The average earnings for a secondary school teacher in 2007 was £35,700.
It’s easy enough, then, isn’t it, to plug in the figures and make a comparison between the 1986 earnings and the 2007 earnings? So, of course that’s what I did next.
£11,120. in 1986 is worth £27,623.19 now.
You’re all jumping up and down now, aren’t you?
You’re all terribly excited, because all that injustice that we’ve been talking about isn’t actually real, is it? Teachers are doing better aren’t they? Now you’re beginning to wonder what all the fuss is about, aren’t you?
Well I’ll tell you what all the fuss is about.
The teachers’ standard of living has increased by 35.7%, which sounds pretty good.
However, the average wage increase between 1986 and 2011, in real terms, according to the Consumer Price Index, was actually 62%. That means that teachers aren’t half as well of as the rest of us!
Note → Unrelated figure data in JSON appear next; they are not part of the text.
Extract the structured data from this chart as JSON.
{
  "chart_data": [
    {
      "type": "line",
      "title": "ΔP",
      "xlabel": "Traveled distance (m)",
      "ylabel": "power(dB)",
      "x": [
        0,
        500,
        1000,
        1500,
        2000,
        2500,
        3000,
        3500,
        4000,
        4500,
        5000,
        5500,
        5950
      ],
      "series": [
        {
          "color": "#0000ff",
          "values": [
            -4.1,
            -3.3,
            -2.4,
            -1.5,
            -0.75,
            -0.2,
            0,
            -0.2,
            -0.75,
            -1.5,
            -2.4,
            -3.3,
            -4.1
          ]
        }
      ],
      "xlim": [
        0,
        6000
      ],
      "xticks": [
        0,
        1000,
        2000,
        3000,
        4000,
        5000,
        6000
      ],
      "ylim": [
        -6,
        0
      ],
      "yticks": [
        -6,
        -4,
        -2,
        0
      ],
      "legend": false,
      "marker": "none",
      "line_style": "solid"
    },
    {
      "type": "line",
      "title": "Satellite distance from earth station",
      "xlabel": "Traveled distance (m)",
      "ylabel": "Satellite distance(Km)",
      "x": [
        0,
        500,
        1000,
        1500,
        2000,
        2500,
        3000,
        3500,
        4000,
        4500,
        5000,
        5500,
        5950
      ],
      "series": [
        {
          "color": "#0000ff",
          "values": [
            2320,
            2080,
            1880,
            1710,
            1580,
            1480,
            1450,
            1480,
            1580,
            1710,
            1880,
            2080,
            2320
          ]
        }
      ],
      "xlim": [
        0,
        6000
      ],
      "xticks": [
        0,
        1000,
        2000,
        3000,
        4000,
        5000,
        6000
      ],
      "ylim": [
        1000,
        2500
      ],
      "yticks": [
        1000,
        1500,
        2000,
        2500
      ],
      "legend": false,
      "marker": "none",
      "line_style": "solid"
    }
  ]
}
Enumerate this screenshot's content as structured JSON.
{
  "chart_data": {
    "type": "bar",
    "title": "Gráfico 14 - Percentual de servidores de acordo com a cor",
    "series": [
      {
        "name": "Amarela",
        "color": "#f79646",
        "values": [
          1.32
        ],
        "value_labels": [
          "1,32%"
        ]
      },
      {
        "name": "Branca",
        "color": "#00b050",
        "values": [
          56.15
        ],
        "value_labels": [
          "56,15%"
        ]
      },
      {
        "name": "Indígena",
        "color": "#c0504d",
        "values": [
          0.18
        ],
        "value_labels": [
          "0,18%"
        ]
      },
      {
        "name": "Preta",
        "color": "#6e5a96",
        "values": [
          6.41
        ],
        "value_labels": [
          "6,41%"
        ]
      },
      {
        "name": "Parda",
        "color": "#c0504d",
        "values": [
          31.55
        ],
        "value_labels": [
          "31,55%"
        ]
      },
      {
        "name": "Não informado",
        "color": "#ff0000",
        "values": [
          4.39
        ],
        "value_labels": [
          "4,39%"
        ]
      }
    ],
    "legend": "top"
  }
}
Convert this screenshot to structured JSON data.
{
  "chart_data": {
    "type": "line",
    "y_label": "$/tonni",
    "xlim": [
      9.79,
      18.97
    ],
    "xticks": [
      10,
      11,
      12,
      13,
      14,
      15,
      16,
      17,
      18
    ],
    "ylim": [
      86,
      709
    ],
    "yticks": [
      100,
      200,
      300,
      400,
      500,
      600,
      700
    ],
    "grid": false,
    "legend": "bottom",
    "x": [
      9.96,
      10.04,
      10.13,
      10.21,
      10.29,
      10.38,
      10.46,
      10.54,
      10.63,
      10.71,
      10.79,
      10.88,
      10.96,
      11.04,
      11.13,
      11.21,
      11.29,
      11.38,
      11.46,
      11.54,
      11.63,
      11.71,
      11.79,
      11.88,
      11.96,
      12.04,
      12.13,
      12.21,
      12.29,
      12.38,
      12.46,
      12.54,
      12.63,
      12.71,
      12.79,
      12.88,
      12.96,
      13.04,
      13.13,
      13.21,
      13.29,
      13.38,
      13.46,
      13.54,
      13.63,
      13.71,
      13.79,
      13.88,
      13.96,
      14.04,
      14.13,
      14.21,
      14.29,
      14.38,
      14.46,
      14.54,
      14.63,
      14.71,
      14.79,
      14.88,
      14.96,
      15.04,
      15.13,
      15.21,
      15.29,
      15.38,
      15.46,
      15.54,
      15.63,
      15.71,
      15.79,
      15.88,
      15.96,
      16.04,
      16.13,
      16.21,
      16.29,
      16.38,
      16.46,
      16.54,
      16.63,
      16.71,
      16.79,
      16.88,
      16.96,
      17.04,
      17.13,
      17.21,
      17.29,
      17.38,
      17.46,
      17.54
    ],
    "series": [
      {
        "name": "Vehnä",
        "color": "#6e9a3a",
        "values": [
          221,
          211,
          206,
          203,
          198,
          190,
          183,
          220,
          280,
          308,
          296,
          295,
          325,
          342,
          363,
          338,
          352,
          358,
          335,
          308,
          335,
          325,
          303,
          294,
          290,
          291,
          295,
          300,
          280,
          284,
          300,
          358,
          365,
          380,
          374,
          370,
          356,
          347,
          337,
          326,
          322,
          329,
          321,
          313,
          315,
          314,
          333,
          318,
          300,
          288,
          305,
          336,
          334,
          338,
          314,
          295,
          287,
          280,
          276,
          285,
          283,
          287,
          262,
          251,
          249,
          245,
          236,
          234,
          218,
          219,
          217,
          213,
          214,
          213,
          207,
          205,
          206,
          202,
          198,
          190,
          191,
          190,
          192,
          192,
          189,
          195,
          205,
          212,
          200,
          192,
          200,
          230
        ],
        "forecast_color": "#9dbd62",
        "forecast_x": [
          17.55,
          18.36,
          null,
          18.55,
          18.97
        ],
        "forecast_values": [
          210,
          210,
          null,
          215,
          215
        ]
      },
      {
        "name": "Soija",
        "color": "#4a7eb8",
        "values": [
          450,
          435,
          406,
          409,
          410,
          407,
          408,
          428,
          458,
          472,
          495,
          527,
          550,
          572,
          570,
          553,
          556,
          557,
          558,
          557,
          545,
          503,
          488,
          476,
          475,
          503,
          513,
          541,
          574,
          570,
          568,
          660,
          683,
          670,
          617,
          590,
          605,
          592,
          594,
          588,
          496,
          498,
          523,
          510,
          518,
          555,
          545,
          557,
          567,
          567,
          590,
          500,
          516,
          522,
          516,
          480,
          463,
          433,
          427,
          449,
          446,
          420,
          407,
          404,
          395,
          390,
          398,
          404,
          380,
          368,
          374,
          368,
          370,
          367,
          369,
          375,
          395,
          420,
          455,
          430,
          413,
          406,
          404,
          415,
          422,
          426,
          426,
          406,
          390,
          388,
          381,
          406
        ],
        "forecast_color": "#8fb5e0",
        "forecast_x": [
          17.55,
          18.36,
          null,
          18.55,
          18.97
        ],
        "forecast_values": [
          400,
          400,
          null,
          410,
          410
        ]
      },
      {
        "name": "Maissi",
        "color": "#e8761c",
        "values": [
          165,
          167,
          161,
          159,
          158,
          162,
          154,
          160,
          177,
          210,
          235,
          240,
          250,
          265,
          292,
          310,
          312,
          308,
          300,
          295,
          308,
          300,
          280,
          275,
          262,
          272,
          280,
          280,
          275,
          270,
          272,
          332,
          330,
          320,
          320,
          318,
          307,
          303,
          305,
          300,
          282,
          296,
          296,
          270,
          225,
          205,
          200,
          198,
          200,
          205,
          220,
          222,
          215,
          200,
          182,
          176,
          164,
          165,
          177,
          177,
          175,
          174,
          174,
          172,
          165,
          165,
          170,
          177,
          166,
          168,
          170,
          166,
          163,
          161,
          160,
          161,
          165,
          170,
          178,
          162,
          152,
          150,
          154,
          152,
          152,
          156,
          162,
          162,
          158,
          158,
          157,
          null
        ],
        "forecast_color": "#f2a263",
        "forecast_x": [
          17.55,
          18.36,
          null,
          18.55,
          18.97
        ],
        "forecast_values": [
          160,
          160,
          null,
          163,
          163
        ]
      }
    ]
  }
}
In the First World in the twenty-first century, I’m frankly appalled that teachers and firefighters feel the need to fight for their rights to equal anything, particularly when they'd rather be doing their jobs! And they're not even fighting over pay; they're fighting for pension rights.
I’m frankly appalled that there is still a good reason for professionals to require unions and for them to need those unions to organise strike action, but, apparently those things remain a necessity.
It doesn’t surprise me that teachers and firefighters are taking strike action during the term of a Conservative government, but I also remember the teachers’ strike in 2008 under the then New Labour government, and I’m deeply concerned by the current schism between the Labour party and the Unions. Who can possibly forget that the one would never have existed at all without the other?
I’m not sure where we’re heading politically right now, but I shall watch with mixed interest and trepidation as we approach the next general election in eighteen months time, and I’m sure I’ll express some of my thoughts here.
Except that it's not a Conservative government. It's a Coalition government. The Conservatives did not win a majority sufficient to form a government.
ReplyDeleteYou're right, of course. On the other hand, it's hard to think of this government as anything short of right wing.